The financial impact of the coronavirus pandemic has hit the Portage County community -- especially for the many businesses connected to Kent State University.

PORTAGE COUNTY, Ohio — This content is part of our 88 Counties in 88 Days coverage, which focuses on the current issues Ohioans are facing in this election year.

Kent is the largest city in Portage County, and home to Kent State University. The higher learning institution is an important part of this community, and the true impact was felt when the COVID-19 pandemic hit earlier this year.

“Without the university, most of these businesses wouldn’t be what they are today,” explains Charlie Thomas, the owner of Ray’s Place.

The hometown restaurant and bar has called Kent home for decades, even longer than the 42 years Thomas has been in charge.

“The more that’s on campus, obviously, the better because then you have more professors in the area, you have more support at the university, whether it’s in HR (human resources) whether it’s maintenance, whether its instructors whatever, so there’s a lot more of that. So it increases the amount of people you have a chance to capture for business.”

RELATED: 88 Counties in 88 Days: A look at the state of Ohio during the COVID-19 pandemic, social movement, and an upcoming election

The spring semester changed everything when classes went from mostly in-person to mostly online. Some students packed up and moved out.
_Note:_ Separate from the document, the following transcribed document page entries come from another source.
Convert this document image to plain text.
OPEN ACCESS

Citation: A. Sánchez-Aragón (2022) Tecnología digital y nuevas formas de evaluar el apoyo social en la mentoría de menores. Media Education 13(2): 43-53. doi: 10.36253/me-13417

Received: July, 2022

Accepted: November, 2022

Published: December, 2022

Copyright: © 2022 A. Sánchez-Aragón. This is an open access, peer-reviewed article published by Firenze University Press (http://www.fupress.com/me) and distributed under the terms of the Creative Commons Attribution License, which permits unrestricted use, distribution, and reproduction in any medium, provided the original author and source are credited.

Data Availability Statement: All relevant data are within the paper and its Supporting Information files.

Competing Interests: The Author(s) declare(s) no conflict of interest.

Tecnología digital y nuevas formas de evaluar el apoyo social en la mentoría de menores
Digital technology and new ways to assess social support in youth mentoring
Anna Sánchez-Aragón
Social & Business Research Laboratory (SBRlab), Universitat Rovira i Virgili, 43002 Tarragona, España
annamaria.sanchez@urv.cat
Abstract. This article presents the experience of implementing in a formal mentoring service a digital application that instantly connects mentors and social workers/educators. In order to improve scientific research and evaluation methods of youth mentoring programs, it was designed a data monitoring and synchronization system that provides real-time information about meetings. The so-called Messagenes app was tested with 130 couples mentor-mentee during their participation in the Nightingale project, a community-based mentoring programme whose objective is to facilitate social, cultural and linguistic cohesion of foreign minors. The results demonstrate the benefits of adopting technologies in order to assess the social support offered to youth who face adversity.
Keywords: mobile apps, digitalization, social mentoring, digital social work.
Thomas says the pandemic has been tough on everyone.

“Where I used to plan a week or six weeks or a month or two months or a year out, I’m planning to see how I can survive until the next day.”
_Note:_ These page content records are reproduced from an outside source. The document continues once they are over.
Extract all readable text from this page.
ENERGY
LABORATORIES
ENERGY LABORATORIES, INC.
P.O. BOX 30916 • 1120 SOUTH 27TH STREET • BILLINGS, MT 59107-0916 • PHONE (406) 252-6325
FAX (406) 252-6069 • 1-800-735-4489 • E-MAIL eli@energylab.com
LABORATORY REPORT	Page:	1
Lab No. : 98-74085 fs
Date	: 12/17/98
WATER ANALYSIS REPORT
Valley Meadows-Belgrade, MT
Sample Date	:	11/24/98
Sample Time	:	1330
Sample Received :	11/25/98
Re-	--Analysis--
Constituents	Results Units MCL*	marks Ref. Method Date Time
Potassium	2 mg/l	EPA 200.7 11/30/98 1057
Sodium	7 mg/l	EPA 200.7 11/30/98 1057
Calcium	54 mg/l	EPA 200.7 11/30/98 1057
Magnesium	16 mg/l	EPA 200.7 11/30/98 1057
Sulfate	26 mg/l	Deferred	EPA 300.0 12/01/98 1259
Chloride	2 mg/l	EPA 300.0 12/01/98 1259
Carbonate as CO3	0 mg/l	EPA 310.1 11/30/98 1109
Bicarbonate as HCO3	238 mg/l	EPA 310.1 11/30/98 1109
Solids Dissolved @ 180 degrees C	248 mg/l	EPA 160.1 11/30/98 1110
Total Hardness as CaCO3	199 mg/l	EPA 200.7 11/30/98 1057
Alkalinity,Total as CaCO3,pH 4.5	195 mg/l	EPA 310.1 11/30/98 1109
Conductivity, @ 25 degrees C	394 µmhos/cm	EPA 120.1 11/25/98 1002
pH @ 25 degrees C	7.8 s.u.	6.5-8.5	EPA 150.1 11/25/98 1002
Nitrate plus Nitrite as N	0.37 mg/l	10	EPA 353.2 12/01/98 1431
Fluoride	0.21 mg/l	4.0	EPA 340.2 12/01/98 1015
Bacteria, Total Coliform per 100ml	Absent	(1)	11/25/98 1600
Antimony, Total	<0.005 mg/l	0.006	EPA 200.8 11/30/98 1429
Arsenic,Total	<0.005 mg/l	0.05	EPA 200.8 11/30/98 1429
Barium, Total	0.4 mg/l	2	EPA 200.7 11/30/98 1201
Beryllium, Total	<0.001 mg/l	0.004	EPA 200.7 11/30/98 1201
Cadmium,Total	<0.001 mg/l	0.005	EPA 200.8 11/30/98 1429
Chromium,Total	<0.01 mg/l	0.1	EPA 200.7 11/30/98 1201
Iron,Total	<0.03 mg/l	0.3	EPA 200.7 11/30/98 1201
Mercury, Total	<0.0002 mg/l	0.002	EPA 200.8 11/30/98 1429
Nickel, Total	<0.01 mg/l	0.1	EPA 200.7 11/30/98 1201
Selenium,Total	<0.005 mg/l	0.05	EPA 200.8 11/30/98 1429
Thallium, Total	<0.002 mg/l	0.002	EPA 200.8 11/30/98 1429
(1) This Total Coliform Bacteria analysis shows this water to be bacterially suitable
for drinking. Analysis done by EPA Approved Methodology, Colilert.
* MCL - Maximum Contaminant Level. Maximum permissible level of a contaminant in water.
Kent State University’s Steering Reopening Committee Chairman Manfred Van Dolmen says they’ve had to be flexible with many things.
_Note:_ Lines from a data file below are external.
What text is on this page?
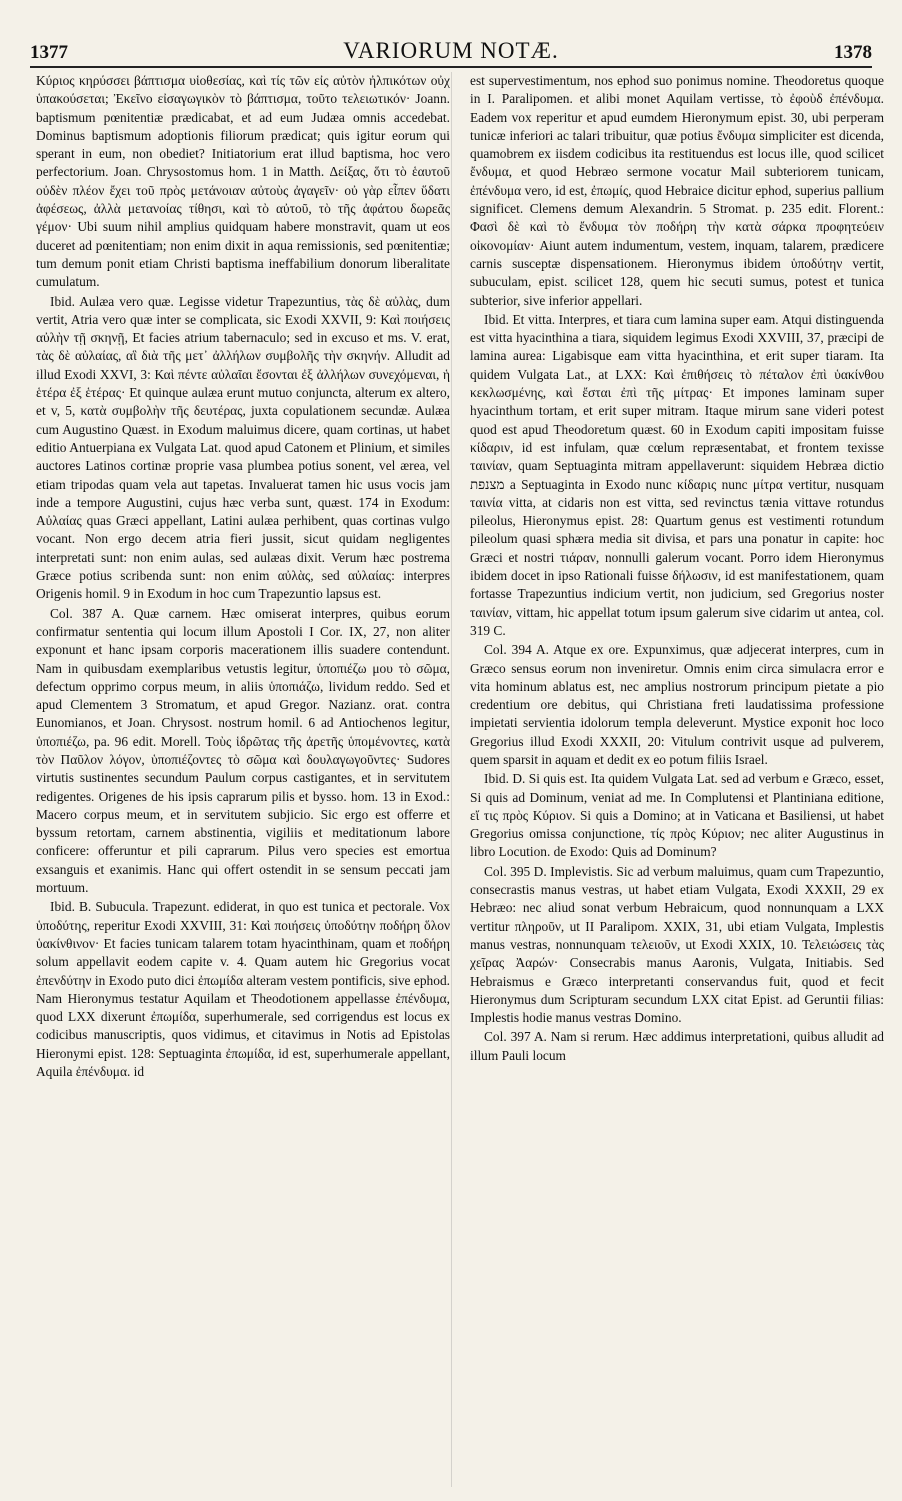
1377	VARIORUM NOTÆ.	1378

Κύριος κηρύσσει βάπτισμα υἱοθεσίας, καὶ τίς τῶν εἰς αὐτὸν ἠλπικότων οὐχ ὑπακούσεται; Ἐκεῖνο εἰσαγωγικὸν τὸ βάπτισμα, τοῦτο τελειωτικόν· Joann. baptismum pœnitentiæ prædicabat, et ad eum Judæa omnis accedebat. Dominus baptismum adoptionis filiorum prædicat; quis igitur eorum qui sperant in eum, non obediet? Initiatorium erat illud baptisma, hoc vero perfectorium. Joan. Chrysostomus hom. 1 in Matth. Δείξας, ὅτι τὸ ἑαυτοῦ οὐδὲν πλέον ἔχει τοῦ πρὸς μετάνοιαν αὐτοὺς ἀγαγεῖν· οὐ γὰρ εἶπεν ὕδατι ἀφέσεως, ἀλλὰ μετανοίας τίθησι, καὶ τὸ αὐτοῦ, τὸ τῆς ἀφάτου δωρεᾶς γέμον· Ubi suum nihil amplius quidquam habere monstravit, quam ut eos duceret ad pœnitentiam; non enim dixit in aqua remissionis, sed pœnitentiæ; tum demum ponit etiam Christi baptisma ineffabilium donorum liberalitate cumulatum.

Ibid. Aulæa vero quæ. Legisse videtur Trapezuntius, τὰς δὲ αὐλὰς, dum vertit, Atria vero quæ inter se complicata, sic Exodi XXVII, 9: Καὶ ποιήσεις αὐλὴν τῇ σκηνῇ, Et facies atrium tabernaculo; sed in excuso et ms. V. erat, τὰς δὲ αὐλαίας, αἳ διὰ τῆς μετ᾽ ἀλλήλων συμβολῆς τὴν σκηνήν. Alludit ad illud Exodi XXVI, 3: Καὶ πέντε αὐλαῖαι ἔσονται ἐξ ἀλλήλων συνεχόμεναι, ἡ ἑτέρα ἐξ ἑτέρας· Et quinque aulæa erunt mutuo conjuncta, alterum ex altero, et v, 5, κατὰ συμβολὴν τῆς δευτέρας, juxta copulationem secundæ. Aulæa cum Augustino Quæst. in Exodum maluimus dicere, quam cortinas, ut habet editio Antuerpiana ex Vulgata Lat. quod apud Catonem et Plinium, et similes auctores Latinos cortinæ proprie vasa plumbea potius sonent, vel ærea, vel etiam tripodas quam vela aut tapetas. Invaluerat tamen hic usus vocis jam inde a tempore Augustini, cujus hæc verba sunt, quæst. 174 in Exodum: Αὐλαίας quas Græci appellant, Latini aulæa perhibent, quas cortinas vulgo vocant. Non ergo decem atria fieri jussit, sicut quidam negligentes interpretati sunt: non enim aulas, sed aulæas dixit. Verum hæc postrema Græce potius scribenda sunt: non enim αὐλὰς, sed αὐλαίας: interpres Origenis homil. 9 in Exodum in hoc cum Trapezuntio lapsus est.

Col. 387 A. Quæ carnem. Hæc omiserat interpres, quibus eorum confirmatur sententia qui locum illum Apostoli I Cor. IX, 27, non aliter exponunt et hanc ipsam corporis macerationem illis suadere contendunt. Nam in quibusdam exemplaribus vetustis legitur, ὑποπιέζω μου τὸ σῶμα, defectum opprimo corpus meum, in aliis ὑποπιάζω, lividum reddo. Sed et apud Clementem 3 Stromatum, et apud Gregor. Nazianz. orat. contra Eunomianos, et Joan. Chrysost. nostrum homil. 6 ad Antiochenos legitur, ὑποπιέζω, pa. 96 edit. Morell. Τοὺς ἱδρῶτας τῆς ἀρετῆς ὑπομένοντες, κατὰ τὸν Παῦλον λόγον, ὑποπιέζοντες τὸ σῶμα καὶ δουλαγωγοῦντες· Sudores virtutis sustinentes secundum Paulum corpus castigantes, et in servitutem redigentes. Origenes de his ipsis caprarum pilis et bysso. hom. 13 in Exod.: Macero corpus meum, et in servitutem subjicio. Sic ergo est offerre et byssum retortam, carnem abstinentia, vigiliis et meditationum labore conficere: offeruntur et pili caprarum. Pilus vero species est emortua exsanguis et exanimis. Hanc qui offert ostendit in se sensum peccati jam mortuum.

Ibid. B. Subucula. Trapezunt. ediderat, in quo est tunica et pectorale. Vox ὑποδύτης, reperitur Exodi XXVIII, 31: Καὶ ποιήσεις ὑποδύτην ποδήρη ὅλον ὑακίνθινον· Et facies tunicam talarem totam hyacinthinam, quam et ποδήρη solum appellavit eodem capite v. 4. Quam autem hic Gregorius vocat ἐπενδύτην in Exodo puto dici ἐπωμίδα alteram vestem pontificis, sive ephod. Nam Hieronymus testatur Aquilam et Theodotionem appellasse ἐπένδυμα, quod LXX dixerunt ἐπωμίδα, superhumerale, sed corrigendus est locus ex codicibus manuscriptis, quos vidimus, et citavimus in Notis ad Epistolas Hieronymi epist. 128: Septuaginta ἐπωμίδα, id est, superhumerale appellant, Aquila ἐπένδυμα. id

est supervestimentum, nos ephod suo ponimus nomine. Theodoretus quoque in I. Paralipomen. et alibi monet Aquilam vertisse, τὸ ἐφοὺδ ἐπένδυμα. Eadem vox reperitur et apud eumdem Hieronymum epist. 30, ubi perperam tunicæ inferiori ac talari tribuitur, quæ potius ἔνδυμα simpliciter est dicenda, quamobrem ex iisdem codicibus ita restituendus est locus ille, quod scilicet ἔνδυμα, et quod Hebræo sermone vocatur Mail subteriorem tunicam, ἐπένδυμα vero, id est, ἐπωμίς, quod Hebraice dicitur ephod, superius pallium significet. Clemens demum Alexandrin. 5 Stromat. p. 235 edit. Florent.: Φασὶ δὲ καὶ τὸ ἔνδυμα τὸν ποδήρη τὴν κατὰ σάρκα προφητεύειν οἰκονομίαν· Aiunt autem indumentum, vestem, inquam, talarem, prædicere carnis susceptæ dispensationem. Hieronymus ibidem ὑποδύτην vertit, subuculam, epist. scilicet 128, quem hic secuti sumus, potest et tunica subterior, sive inferior appellari.

Ibid. Et vitta. Interpres, et tiara cum lamina super eam. Atqui distinguenda est vitta hyacinthina a tiara, siquidem legimus Exodi XXVIII, 37, præcipi de lamina aurea: Ligabisque eam vitta hyacinthina, et erit super tiaram. Ita quidem Vulgata Lat., at LXX: Καὶ ἐπιθήσεις τὸ πέταλον ἐπὶ ὑακίνθου κεκλωσμένης, καὶ ἔσται ἐπὶ τῆς μίτρας· Et impones laminam super hyacinthum tortam, et erit super mitram. Itaque mirum sane videri potest quod est apud Theodoretum quæst. 60 in Exodum capiti impositam fuisse κίδαριν, id est infulam, quæ cœlum repræsentabat, et frontem texisse ταινίαν, quam Septuaginta mitram appellaverunt: siquidem Hebræa dictio מצנפת a Septuaginta in Exodo nunc κίδαρις nunc μίτρα vertitur, nusquam ταινία vitta, at cidaris non est vitta, sed revinctus tænia vittave rotundus pileolus, Hieronymus epist. 28: Quartum genus est vestimenti rotundum pileolum quasi sphæra media sit divisa, et pars una ponatur in capite: hoc Græci et nostri τιάραν, nonnulli galerum vocant. Porro idem Hieronymus ibidem docet in ipso Rationali fuisse δήλωσιν, id est manifestationem, quam fortasse Trapezuntius indicium vertit, non judicium, sed Gregorius noster ταινίαν, vittam, hic appellat totum ipsum galerum sive cidarim ut antea, col. 319 C.

Col. 394 A. Atque ex ore. Expunximus, quæ adjecerat interpres, cum in Græco sensus eorum non inveniretur. Omnis enim circa simulacra error e vita hominum ablatus est, nec amplius nostrorum principum pietate a pio credentium ore debitus, qui Christiana freti laudatissima professione impietati servientia idolorum templa deleverunt. Mystice exponit hoc loco Gregorius illud Exodi XXXII, 20: Vitulum contrivit usque ad pulverem, quem sparsit in aquam et dedit ex eo potum filiis Israel.

Ibid. D. Si quis est. Ita quidem Vulgata Lat. sed ad verbum e Græco, esset, Si quis ad Dominum, veniat ad me. In Complutensi et Plantiniana editione, εἴ τις πρὸς Κύριον. Si quis a Domino; at in Vaticana et Basiliensi, ut habet Gregorius omissa conjunctione, τίς πρὸς Κύριον; nec aliter Augustinus in libro Locution. de Exodo: Quis ad Dominum?

Col. 395 D. Implevistis. Sic ad verbum maluimus, quam cum Trapezuntio, consecrastis manus vestras, ut habet etiam Vulgata, Exodi XXXII, 29 ex Hebræo: nec aliud sonat verbum Hebraicum, quod nonnunquam a LXX vertitur πληροῦν, ut II Paralipom. XXIX, 31, ubi etiam Vulgata, Implestis manus vestras, nonnunquam τελειοῦν, ut Exodi XXIX, 10. Τελειώσεις τὰς χεῖρας Ἀαρών· Consecrabis manus Aaronis, Vulgata, Initiabis. Sed Hebraismus e Græco interpretanti conservandus fuit, quod et fecit Hieronymus dum Scripturam secundum LXX citat Epist. ad Geruntii filias: Implestis hodie manus vestras Domino.

Col. 397 A. Nam si rerum. Hæc addimus interpretationi, quibus alludit ad illum Pauli locum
“It certainly is a roller coaster, and we are learning through this process we have to be feasible and there are many things that are outside of our control as well as in terms of how we’re moving forward,” he says.

This summer, more than 400 instructors went through training on how to better deliver remote courses. The university is also making sure staff and students have the technology needed.

“We’re really operating in sort of the hybrid environment where some of our courses are in person, but the large majority of our courses are remote,” Van Dolmen explains.